As February 6, the NCAA National Signing Day (when high-school recruits commit to a college) approached, the caravan of recruiters followed Pryor from game to game—million-dollar-a-year coaches jostling with autograph hounds to get close to him. A week before Signing Day, Pryor ate cavatelli and meatballs in Jeannette with Penn State legend Joe Paterno, who broke his rule of no home-recruiting visits. Four nights later, Jim Tressel and Rich Rodriguez, head football coaches at Ohio State and Michigan respectively, considered the front-runners to land Pryor, were at Jeannette’s basketball game against East Allegheny with at least three assistants apiece.

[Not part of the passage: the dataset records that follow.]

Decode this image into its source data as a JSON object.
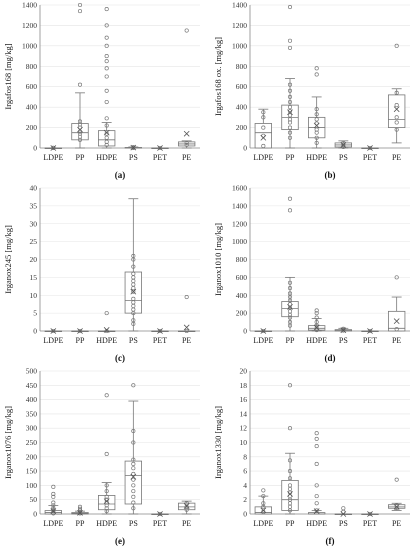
{
  "chart_data": [
    {
      "type": "box",
      "panel_label": "(a)",
      "ylabel": "Irgafos168 [mg/kg]",
      "ylim": [
        0,
        1400
      ],
      "yticks": [
        0,
        200,
        400,
        600,
        800,
        1000,
        1200,
        1400
      ],
      "categories": [
        "LDPE",
        "PP",
        "HDPE",
        "PS",
        "PET",
        "PE"
      ],
      "boxes": [
        {
          "q1": 0,
          "median": 0,
          "q3": 0,
          "whisker_low": 0,
          "whisker_high": 0,
          "mean": 0,
          "points": [
            0,
            2
          ]
        },
        {
          "q1": 80,
          "median": 150,
          "q3": 240,
          "whisker_low": 0,
          "whisker_high": 540,
          "mean": 180,
          "points": [
            80,
            110,
            140,
            160,
            200,
            230,
            260,
            620,
            1340,
            1400
          ]
        },
        {
          "q1": 20,
          "median": 80,
          "q3": 170,
          "whisker_low": 0,
          "whisker_high": 250,
          "mean": 150,
          "points": [
            30,
            60,
            100,
            140,
            220,
            290,
            450,
            560,
            700,
            780,
            850,
            900,
            1000,
            1080,
            1200,
            1360
          ]
        },
        {
          "q1": 0,
          "median": 2,
          "q3": 5,
          "whisker_low": 0,
          "whisker_high": 10,
          "mean": 4,
          "points": [
            1,
            4,
            8
          ]
        },
        {
          "q1": 0,
          "median": 0,
          "q3": 0,
          "whisker_low": 0,
          "whisker_high": 0,
          "mean": 0,
          "points": [
            0
          ]
        },
        {
          "q1": 20,
          "median": 40,
          "q3": 60,
          "whisker_low": 0,
          "whisker_high": 70,
          "mean": 140,
          "points": [
            30,
            50,
            1150
          ]
        }
      ]
    },
    {
      "type": "box",
      "panel_label": "(b)",
      "ylabel": "Irgafos168 ox. [mg/kg]",
      "ylim": [
        0,
        1400
      ],
      "yticks": [
        0,
        200,
        400,
        600,
        800,
        1000,
        1200,
        1400
      ],
      "categories": [
        "LDPE",
        "PP",
        "HDPE",
        "PS",
        "PET",
        "PE"
      ],
      "boxes": [
        {
          "q1": 0,
          "median": 150,
          "q3": 240,
          "whisker_low": 0,
          "whisker_high": 380,
          "mean": 100,
          "points": [
            20,
            120,
            200,
            300,
            350
          ]
        },
        {
          "q1": 180,
          "median": 300,
          "q3": 420,
          "whisker_low": 0,
          "whisker_high": 680,
          "mean": 350,
          "points": [
            100,
            150,
            200,
            250,
            280,
            320,
            360,
            400,
            450,
            500,
            560,
            620,
            980,
            1050,
            1380
          ]
        },
        {
          "q1": 100,
          "median": 200,
          "q3": 300,
          "whisker_low": 0,
          "whisker_high": 500,
          "mean": 220,
          "points": [
            50,
            100,
            150,
            180,
            240,
            280,
            330,
            380,
            720,
            780
          ]
        },
        {
          "q1": 10,
          "median": 30,
          "q3": 50,
          "whisker_low": 0,
          "whisker_high": 70,
          "mean": 30,
          "points": [
            10,
            30,
            50
          ]
        },
        {
          "q1": 0,
          "median": 0,
          "q3": 0,
          "whisker_low": 0,
          "whisker_high": 0,
          "mean": 0,
          "points": [
            0
          ]
        },
        {
          "q1": 200,
          "median": 280,
          "q3": 520,
          "whisker_low": 50,
          "whisker_high": 580,
          "mean": 380,
          "points": [
            180,
            250,
            300,
            420,
            540,
            1000
          ]
        }
      ]
    },
    {
      "type": "box",
      "panel_label": "(c)",
      "ylabel": "Irganox245 [mg/kg]",
      "ylim": [
        0,
        40
      ],
      "yticks": [
        0,
        5,
        10,
        15,
        20,
        25,
        30,
        35,
        40
      ],
      "categories": [
        "LDPE",
        "PP",
        "HDPE",
        "PS",
        "PET",
        "PE"
      ],
      "boxes": [
        {
          "q1": 0,
          "median": 0,
          "q3": 0,
          "whisker_low": 0,
          "whisker_high": 0,
          "mean": 0,
          "points": [
            0
          ]
        },
        {
          "q1": 0,
          "median": 0,
          "q3": 0,
          "whisker_low": 0,
          "whisker_high": 0,
          "mean": 0,
          "points": [
            0
          ]
        },
        {
          "q1": 0,
          "median": 0,
          "q3": 0,
          "whisker_low": 0,
          "whisker_high": 0,
          "mean": 0.3,
          "points": [
            0,
            5
          ]
        },
        {
          "q1": 5,
          "median": 8.5,
          "q3": 16.5,
          "whisker_low": 0,
          "whisker_high": 37,
          "mean": 11,
          "points": [
            2,
            3,
            5,
            6,
            7,
            8,
            9,
            11,
            12,
            13,
            14,
            15,
            16,
            18,
            20,
            21
          ]
        },
        {
          "q1": 0,
          "median": 0,
          "q3": 0,
          "whisker_low": 0,
          "whisker_high": 0,
          "mean": 0,
          "points": [
            0
          ]
        },
        {
          "q1": 0,
          "median": 0,
          "q3": 0,
          "whisker_low": 0,
          "whisker_high": 0,
          "mean": 1,
          "points": [
            0,
            9.5
          ]
        }
      ]
    },
    {
      "type": "box",
      "panel_label": "(d)",
      "ylabel": "Irganox1010 [mg/kg]",
      "ylim": [
        0,
        1600
      ],
      "yticks": [
        0,
        200,
        400,
        600,
        800,
        1000,
        1200,
        1400,
        1600
      ],
      "categories": [
        "LDPE",
        "PP",
        "HDPE",
        "PS",
        "PET",
        "PE"
      ],
      "boxes": [
        {
          "q1": 0,
          "median": 0,
          "q3": 0,
          "whisker_low": 0,
          "whisker_high": 0,
          "mean": 0,
          "points": [
            0
          ]
        },
        {
          "q1": 160,
          "median": 250,
          "q3": 330,
          "whisker_low": 0,
          "whisker_high": 600,
          "mean": 270,
          "points": [
            60,
            100,
            150,
            180,
            220,
            260,
            300,
            340,
            380,
            420,
            480,
            540,
            1350,
            1480
          ]
        },
        {
          "q1": 10,
          "median": 30,
          "q3": 60,
          "whisker_low": 0,
          "whisker_high": 140,
          "mean": 40,
          "points": [
            10,
            30,
            60,
            100,
            150,
            200,
            230
          ]
        },
        {
          "q1": 0,
          "median": 5,
          "q3": 15,
          "whisker_low": 0,
          "whisker_high": 30,
          "mean": 8,
          "points": [
            5,
            15,
            25
          ]
        },
        {
          "q1": 0,
          "median": 0,
          "q3": 0,
          "whisker_low": 0,
          "whisker_high": 0,
          "mean": 0,
          "points": [
            0
          ]
        },
        {
          "q1": 0,
          "median": 30,
          "q3": 220,
          "whisker_low": 0,
          "whisker_high": 380,
          "mean": 110,
          "points": [
            20,
            600
          ]
        }
      ]
    },
    {
      "type": "box",
      "panel_label": "(e)",
      "ylabel": "Irganox1076 [mg/kg]",
      "ylim": [
        0,
        500
      ],
      "yticks": [
        0,
        50,
        100,
        150,
        200,
        250,
        300,
        350,
        400,
        450,
        500
      ],
      "categories": [
        "LDPE",
        "PP",
        "HDPE",
        "PS",
        "PET",
        "PE"
      ],
      "boxes": [
        {
          "q1": 0,
          "median": 5,
          "q3": 12,
          "whisker_low": 0,
          "whisker_high": 30,
          "mean": 10,
          "points": [
            2,
            5,
            10,
            15,
            20,
            30,
            40,
            60,
            70,
            95
          ]
        },
        {
          "q1": 0,
          "median": 2,
          "q3": 5,
          "whisker_low": 0,
          "whisker_high": 10,
          "mean": 4,
          "points": [
            2,
            6,
            12,
            18,
            25
          ]
        },
        {
          "q1": 15,
          "median": 35,
          "q3": 65,
          "whisker_low": 0,
          "whisker_high": 110,
          "mean": 45,
          "points": [
            10,
            20,
            30,
            40,
            50,
            60,
            80,
            100,
            210,
            415
          ]
        },
        {
          "q1": 35,
          "median": 135,
          "q3": 185,
          "whisker_low": 0,
          "whisker_high": 395,
          "mean": 130,
          "points": [
            20,
            40,
            60,
            80,
            100,
            120,
            140,
            160,
            175,
            190,
            250,
            290,
            450
          ]
        },
        {
          "q1": 0,
          "median": 0,
          "q3": 0,
          "whisker_low": 0,
          "whisker_high": 0,
          "mean": 0,
          "points": [
            0
          ]
        },
        {
          "q1": 15,
          "median": 25,
          "q3": 38,
          "whisker_low": 0,
          "whisker_high": 45,
          "mean": 28,
          "points": [
            15,
            25,
            38
          ]
        }
      ]
    },
    {
      "type": "box",
      "panel_label": "(f)",
      "ylabel": "Irganox1330 [mg/kg]",
      "ylim": [
        0,
        20
      ],
      "yticks": [
        0,
        2,
        4,
        6,
        8,
        10,
        12,
        14,
        16,
        18,
        20
      ],
      "categories": [
        "LDPE",
        "PP",
        "HDPE",
        "PS",
        "PET",
        "PE"
      ],
      "boxes": [
        {
          "q1": 0,
          "median": 0.2,
          "q3": 1,
          "whisker_low": 0,
          "whisker_high": 2.5,
          "mean": 0.5,
          "points": [
            0.3,
            1,
            1.5,
            2.5,
            3.3
          ]
        },
        {
          "q1": 0.5,
          "median": 2,
          "q3": 4.7,
          "whisker_low": 0,
          "whisker_high": 8.5,
          "mean": 2.8,
          "points": [
            0.5,
            1,
            1.5,
            2,
            2.5,
            3,
            3.5,
            4,
            5,
            6,
            7.5,
            12,
            18
          ]
        },
        {
          "q1": 0,
          "median": 0,
          "q3": 0.2,
          "whisker_low": 0,
          "whisker_high": 0.5,
          "mean": 0.4,
          "points": [
            0.5,
            1.5,
            2.5,
            4,
            7,
            9.5,
            10.5,
            11.3
          ]
        },
        {
          "q1": 0,
          "median": 0,
          "q3": 0,
          "whisker_low": 0,
          "whisker_high": 0,
          "mean": 0,
          "points": [
            0.3,
            0.8
          ]
        },
        {
          "q1": 0,
          "median": 0,
          "q3": 0,
          "whisker_low": 0,
          "whisker_high": 0,
          "mean": 0,
          "points": [
            0
          ]
        },
        {
          "q1": 0.8,
          "median": 1,
          "q3": 1.3,
          "whisker_low": 0.5,
          "whisker_high": 1.5,
          "mean": 1,
          "points": [
            0.8,
            1.2,
            4.8
          ]
        }
      ]
    }
  ]
}
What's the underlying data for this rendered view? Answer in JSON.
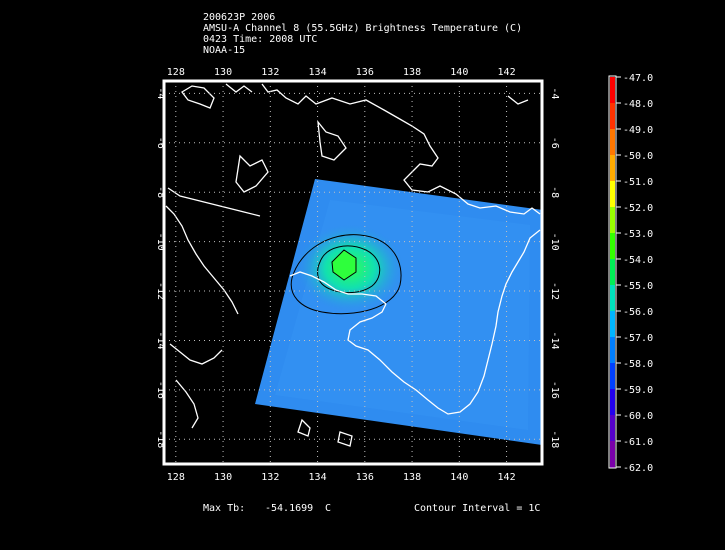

Other suitors kept at it too. With two days to go, Jeannette’s principal, Stu Albaugh, had to inform a fourth marquee head coach that no, he couldn’t land his helicopter on school grounds. On the day before the big announcement, Pryor was forced to hang up on a particularly persistent coach because he was late for math. "It’s hard to be a kid," he said aloud, and a train of reporters transcribed the profundity.

When the day finally arrived, Pryor disappointed them all—coaches and media—telling the press filling the Jeannette High School gym that he hadn’t had "enough time to get involved in the recruiting process." He was going to decide in his own time. Then the shit really hit the fan. From Florida to Oregon, in State College, Pennsylvania, and across the Midwest, distant relations of Pryor’s coaches and recruiters, reporters who’d wangled a sentence out of the shy teen, and friends and relatives were buttonholed by strangers at Laundromats and tollbooths. Some got late-night calls offering cash in exchange for leads on which school he’d choose. Jeannette’s quarterback coach, Roy Hall, was meeting with Duke head coach David Cutcliffe (who coached both Peyton and Eli Manning in college) when the visiting coach’s cell phone rang. "That was Archie Manning," he told Hall. "He just asked, ‘Did you get him? Did you?’" And on it went for six weeks after his non-announcement, until March 19, when he uttered the words "Ohio State" to two dozen TV cameras in the school auditorium.